Jonathan Korty's Mill Valley roots run deep.
He grew up here and co-founded the stalwart funk band Vinyl, which headlines the Homestead Valley Music Festival Sunday in the meadow at the Homestead Valley Community Center, 16 years ago in a house on Evergreen Avenue.
But while he treasures those Mill Valley roots, Korty was more interested in exploring other parts of the tree when he was a teenager. That is, a since-removed tree across the street from the Sweetwater on Throckmorton Ave., which Korty frequently climbed to get a view into the legendary music venue through its upper window.
"Sometimes I would stay for an hour and get hell from my mom, but I'll never forget those sights and sounds," Korty said of his tree climbs, listing artists like blues master Charlie Musselwhite, New Orleans legends the Dirty Dozen Brass Band and Eddie Bo among his favorite bird's eye sightings.
The Sweetwater played a crucial role in Vinyl's sound, Korty said, as did the iconic Village Music, where Korty bought many of the vinyl records that informed the musical palette from which he and his Vinyl mates have drawn.
"Sweetwater and Village Music changed my life as well as many other peoples," he said. "It is like a nightmare that they are both gone. A horrifying tragedy. The tree is gone, too, but the music lives on."
That Vinyl would go on to play at Sweetwater more than 100 times over the years, serving as its de facto house band and backing the likes of Bonnie Raitt, Huey Lewis, Clarence Clemons and Jerry Harrison exceeded the wildest dreams of Korty and his bandmates, most of whom have lived in Mill Valley at some point and several of whom went to Tam High.
The monumental musical history that preceded the band in Mill Valley and throughout the Bay Area had a huge impact on the band, said Geoff Vaughn, Vinyl's bassist and business manager.
"It seeps into the musical atmosphere and the consciousness of the players around here, and it certainly did for us," he said. "We wouldn't have been the same animal if we had been born somewhere else."
The band's birth can be traced to 110 Evergreen Ave., where Korty rented a house with some friends after graduating from the University of Hawaii. The large garage adjacent to Korty's downstairs room was quickly converted into a studio, and jam sessions ensued, frequently drawing the ire a rubber hammer-wielding neighbor.
The band's lineup developed over time, with Korty connecting with guitarist Bill Frates because they both worked at Guaymas in Tiburon, and Vaughn coming by the house often – his brother Peter lived there – and eventually picking up bass duties.
"It had this sort of clubhouse vibe," Vaughn said.
The band, originally a six-piece, called itself Hooch, but the members changed it to Vinyl after a friend told them that Hooch brought to mind "illegal alcohol and burning Vietnamese villages," Korty said.
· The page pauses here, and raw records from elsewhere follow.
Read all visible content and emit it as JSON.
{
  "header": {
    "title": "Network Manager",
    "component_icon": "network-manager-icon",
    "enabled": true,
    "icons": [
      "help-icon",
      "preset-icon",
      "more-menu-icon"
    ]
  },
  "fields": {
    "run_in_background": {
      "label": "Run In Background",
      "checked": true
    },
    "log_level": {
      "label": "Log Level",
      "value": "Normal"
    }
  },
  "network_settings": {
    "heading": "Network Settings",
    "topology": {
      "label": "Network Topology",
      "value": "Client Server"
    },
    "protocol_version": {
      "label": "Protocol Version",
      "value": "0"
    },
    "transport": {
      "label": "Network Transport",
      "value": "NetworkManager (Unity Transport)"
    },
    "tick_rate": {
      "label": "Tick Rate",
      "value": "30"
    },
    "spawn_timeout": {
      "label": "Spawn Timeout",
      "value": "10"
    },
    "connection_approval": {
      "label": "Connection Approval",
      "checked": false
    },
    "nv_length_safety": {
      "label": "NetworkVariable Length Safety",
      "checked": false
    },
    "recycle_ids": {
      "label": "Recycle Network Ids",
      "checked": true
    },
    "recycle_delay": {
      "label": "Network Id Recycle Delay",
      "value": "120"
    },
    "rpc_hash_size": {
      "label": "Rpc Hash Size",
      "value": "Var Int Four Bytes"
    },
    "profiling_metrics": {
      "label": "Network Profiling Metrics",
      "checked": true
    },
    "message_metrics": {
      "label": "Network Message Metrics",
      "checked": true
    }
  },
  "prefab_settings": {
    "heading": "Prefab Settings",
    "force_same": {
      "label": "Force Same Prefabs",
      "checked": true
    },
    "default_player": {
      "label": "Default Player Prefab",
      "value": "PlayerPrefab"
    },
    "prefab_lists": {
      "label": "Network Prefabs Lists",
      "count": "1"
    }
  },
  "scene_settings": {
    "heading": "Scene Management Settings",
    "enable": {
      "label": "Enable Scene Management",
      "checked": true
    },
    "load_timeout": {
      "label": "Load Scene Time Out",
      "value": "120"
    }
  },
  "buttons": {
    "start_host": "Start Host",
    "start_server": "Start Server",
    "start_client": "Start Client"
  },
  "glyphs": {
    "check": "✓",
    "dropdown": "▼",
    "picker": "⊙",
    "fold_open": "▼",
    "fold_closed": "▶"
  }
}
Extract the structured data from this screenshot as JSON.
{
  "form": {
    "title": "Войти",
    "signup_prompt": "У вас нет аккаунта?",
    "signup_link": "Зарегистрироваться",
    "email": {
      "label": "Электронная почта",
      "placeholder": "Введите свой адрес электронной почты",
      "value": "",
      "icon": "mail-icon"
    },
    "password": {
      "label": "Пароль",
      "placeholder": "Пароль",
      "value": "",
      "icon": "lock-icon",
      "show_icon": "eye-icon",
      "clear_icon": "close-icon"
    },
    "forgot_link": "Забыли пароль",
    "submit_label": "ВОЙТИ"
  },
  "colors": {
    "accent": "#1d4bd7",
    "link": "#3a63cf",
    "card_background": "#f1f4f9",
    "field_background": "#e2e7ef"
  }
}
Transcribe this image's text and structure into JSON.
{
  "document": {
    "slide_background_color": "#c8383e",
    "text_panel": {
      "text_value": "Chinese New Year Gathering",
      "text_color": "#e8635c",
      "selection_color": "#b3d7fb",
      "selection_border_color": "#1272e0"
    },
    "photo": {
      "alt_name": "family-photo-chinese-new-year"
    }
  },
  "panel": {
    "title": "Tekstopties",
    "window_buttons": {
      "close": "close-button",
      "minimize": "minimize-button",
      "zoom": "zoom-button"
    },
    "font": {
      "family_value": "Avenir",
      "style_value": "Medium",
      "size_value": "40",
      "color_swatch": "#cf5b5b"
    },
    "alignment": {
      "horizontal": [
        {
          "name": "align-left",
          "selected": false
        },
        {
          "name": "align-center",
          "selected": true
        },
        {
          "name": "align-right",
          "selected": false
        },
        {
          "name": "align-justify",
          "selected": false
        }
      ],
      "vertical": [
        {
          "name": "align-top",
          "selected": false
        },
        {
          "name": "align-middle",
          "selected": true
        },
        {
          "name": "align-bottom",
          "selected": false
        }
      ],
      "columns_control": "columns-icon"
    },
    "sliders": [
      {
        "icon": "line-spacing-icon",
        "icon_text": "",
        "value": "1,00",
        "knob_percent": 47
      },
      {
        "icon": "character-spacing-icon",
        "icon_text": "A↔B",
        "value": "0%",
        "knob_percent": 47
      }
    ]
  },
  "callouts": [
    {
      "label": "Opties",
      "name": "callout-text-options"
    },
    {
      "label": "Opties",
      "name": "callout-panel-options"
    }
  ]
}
Since Korty's place was covered in vinyl LPs from Village Music and the old Marin City flea market, Vinyl was an obvious alternative. For its first gig, a surf party at Ocean Beach in San Francisco, the band was paid in psychedelic mushrooms.
Before long, they'd attracted attention in San Francisco and had a residency at Mick's Lounge on Van Ness Avenue. By 1997, the band was selling out the Fillmore and was touring all over the county, playing festivals and club dates with the likes of the Meters, Jimmy Cliff, Les Claypool, Los Lobos, Boz Scaggs, Michelle Shocked, Bernie Worrell and Greyboy All-Stars.
These days, the band plays about 70 shows a year, down from more than twice that from its peak years.
"We toured heavily for the better part of 10 years, so we get some longevity points for that," said Vaughn, who now lives in Corte Madera. "Life changes and you've got to change with it. You can't pretend you're 25 forever."
The Homestead Valley Music Festival was an obvious fit, he said.
"It felt particularly appropriate considering it's a half-mile from our point of origin," he said.
The Homestead Valley Music Festival traces its own lineage back 50 years, when the Homestead Valley Improvement Club presented a series of three Candlelight Concerts in Brown's Hall. Those concerts continued for 20 years. The first Mozart Festival started in Stolte Grove on the Sunday before Labor Day in 1961, and lasted for more than 40 years. It fell victim to financial losses in 2004.
Several residents sought to maintain a Labor Day weekend music event, and had to move it because no amplified music is allowed in Stolte Grove. Co-organizer Bob Westbrook said he hopes to attract as many as 1,000 people this year.
In addition to Vinyl, the free event will also feature the music of youth a cappella group 'Til Dawn, the Jazz Mavericks and The Nigerian Brothers.
For Korty, the event has made him recall fond childhood memories in Homestead Valley like summer parties in Stolte Grove and amazing Halloween celebrations.
"Mill Valley was a completely different place then," he said. "Things were more rough and tumble, not as picture perfect as they are now. People just weren't as rich. It was funkier."